Final Irony. Some pundits attributed Harry Byrd's retirement to disappointment in his spending struggle, others to disillusionment with the Eisenhower Administration after Little Rock, which Segregationist Byrd resented bitterly. In fact, Byrd's reason was exactly what he said it was: his wife, Anne Douglas Beverley Byrd, has suffered heart attacks ever since Byrd was governor, about 18 months ago was paralyzed by a stroke. Insisting on staying with her husband, she traveled regularly between Rosemont, their Shenandoah Valley home, and their Washington apartment in an ambulance. When he ran in 1952, Byrd quietly promised her that it would be his last campaign.
Even in his retirement, there was a final irony: if the Democrats control the Sen ate next year, Byrd's successor as Finance Committee chairman will be Oklahoma Millionaire Oilman Robert Kerr, who stands for all the funny-money, pay-never theories that Harry Byrd so hated.

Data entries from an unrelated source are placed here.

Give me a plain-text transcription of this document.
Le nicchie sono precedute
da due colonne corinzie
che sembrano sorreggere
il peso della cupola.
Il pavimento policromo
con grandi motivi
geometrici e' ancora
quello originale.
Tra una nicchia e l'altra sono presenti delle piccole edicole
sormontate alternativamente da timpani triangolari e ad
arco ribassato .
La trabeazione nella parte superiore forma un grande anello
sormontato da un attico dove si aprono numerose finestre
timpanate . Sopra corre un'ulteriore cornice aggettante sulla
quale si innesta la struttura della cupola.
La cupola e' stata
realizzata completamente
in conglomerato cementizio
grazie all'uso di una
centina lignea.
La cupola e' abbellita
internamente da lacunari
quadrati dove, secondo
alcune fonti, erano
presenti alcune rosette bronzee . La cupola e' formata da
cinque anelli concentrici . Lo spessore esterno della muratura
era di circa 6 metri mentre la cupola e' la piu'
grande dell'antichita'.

*William Byrd I (the Byrds number them like kings) changed the family name from Bird, came to Virginia from England in 1672, prospered as a tobacco planter, slave dealer, importer and exporter, built "Belvidere" (now part of Richmond), became president of the Colonial Council; William Byrd II (1674-1744) acquired 179,000 acres overlooking the James River near Williamsburg, built "Westover"; William III's 15 children managed to lose Westover; Harry's father, Richard Evelyn Byrd (1860-1925), was raised in Winchester, was speaker of the Virginia house of delegates, and a U.S. District Attorney. Harry's brother, the late Admiral Richard Evelyn Byrd, was the first man to fly to the North and South Poles.